From where Monahan was atop the hill, he and others heard yelling and then a grenade went off.

“Upon hearing the grenade Robert exploded, I knew what had happened,” said Monahan, who was one of 38 Marines who faced an ambush of more than 200 NVA troops that left only eight of the original leathernecks in fighting condition.

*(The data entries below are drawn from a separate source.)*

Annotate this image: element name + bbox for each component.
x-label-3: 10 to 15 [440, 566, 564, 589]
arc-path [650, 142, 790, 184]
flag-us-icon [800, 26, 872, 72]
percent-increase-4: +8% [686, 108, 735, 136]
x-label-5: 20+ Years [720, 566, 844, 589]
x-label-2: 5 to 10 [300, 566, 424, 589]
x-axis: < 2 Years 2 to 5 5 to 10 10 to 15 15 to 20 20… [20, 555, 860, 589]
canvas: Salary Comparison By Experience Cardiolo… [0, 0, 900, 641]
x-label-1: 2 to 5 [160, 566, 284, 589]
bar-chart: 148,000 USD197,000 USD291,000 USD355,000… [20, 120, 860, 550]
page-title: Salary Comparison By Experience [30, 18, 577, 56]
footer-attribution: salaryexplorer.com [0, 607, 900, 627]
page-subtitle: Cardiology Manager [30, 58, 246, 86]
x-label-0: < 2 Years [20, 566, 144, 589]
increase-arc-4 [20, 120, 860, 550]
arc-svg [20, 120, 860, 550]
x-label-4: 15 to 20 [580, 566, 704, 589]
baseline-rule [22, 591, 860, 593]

At the time, the Marines had been told that to evade capture, they should keep a grenade in the front of their belts, according to Monahan.

“Fred said when he got to Kruger’s position to recover the body, he saw three dead NVA soldiers with their feet touching Bob’s body,” De Lotto added. “He had shrapnel all over his face and chest. You can tell they were trying to drag him back to their base for interrogation. He let it off and killed the three NVA, preventing the sappers from taking him or charging the hill.”

For that, according to Monahan, Kruger was more than deserving of the Navy Cross despite the unfortunate circumstances that followed.

“We were based on three ships in the South China Sea and the Marines who witnessed Robert were in hospitals or on the other ships,” Monahan said. “This made it impossible to put together a citation regarding Robert at that time.”

Instead, according to De Lotto, Kruger received the Purple Heart that cited his being killed by mortar fire as opposed to sacrificing himself to save others.

“It’s a real shame because Bob killed those three sappers and himself instead of letting them take him,” De Lotto said. “He also saved the lives of many Marines by setting off his own hand grenade to save his buddies. This alerted all the other Marines in the unit, including Fred.”

For the next eight years after their initial conversation, De Lotto and Monahan grew active in contacting and writing to local lawmakers, military institutions and veterans’ organizations in hopes of getting Kruger a posthumous Navy Cross.

“I helped Rich with some people to contact and some advice on how to proceed,” Monahan said. “But Rich did all the work, like writing the Navy Department of Awards and Medals in the Pentagon, as well as his local congressman in Passaic County, New Jersey, among others.”

When the pair finally met in person in August 2018 in Arlington, Virginia, they had discussed the remaining possibilities despite the ongoing roadblocks to get Kruger the Navy Cross.

“The government said he was killed, but Fred could prove he did more than just that,” De Lotto said. “All the letters went nowhere. They all would say ‘to the best we could try,’ which is to say nobody is saying no, but nobody is saying yes.”

With their efforts waning by early 2020, De Lotto was surprised when Monahan contacted Post 7165 in Clifton to set up a formal ceremony to present Kruger’s sister with his own Navy Cross.

Unfortunately, Monahan had to settle for mailing his Navy Cross and a written citation with Kruger’s heroics as a result of the COVID-19 pandemic.

“By the end of March 2020, the plan to meet at the Clifton VFW was scrapped, then it kept getting pushed back because of COVID,” Monahan said. “That not happening, the best thing to do was to write out a citation to be mailed with my Navy Cross to Robert’s sister close to Robert’s 72nd birthday in July 2020.”

Though De Lotto remains adamant in his plans to upgrade Kruger’s citation to a Navy Cross, he was struck by Monahan’s selflessness in giving his own to Kruger’s family.

“I’ve known Fred for some time now, and we’ve grown close,” De Lotto said. “I genuinely believe this is among the proudest moments of his life as a Marine. To have it, and then to give it. It was something he did for Robert’s two nephews to remember their uncle’s sacrifice.”

Monahan, however, added his own humble answer to what prompted him to share his hardware with that of another deserving Marine lost to the wrath of war.

“It was just the right thing to do,” Monahan said. “I couldn’t keep it a day longer, and besides, I have told very few people outside of close family that I was ever decorated with the Cross. I was only 10 years old when my uncle, who fought in the South Pacific during World War II, told me something I have always remembered — a medal and 10 cents will get you a cup of coffee. Nobody has ever bought me a cup of coffee because I fought in Vietnam.”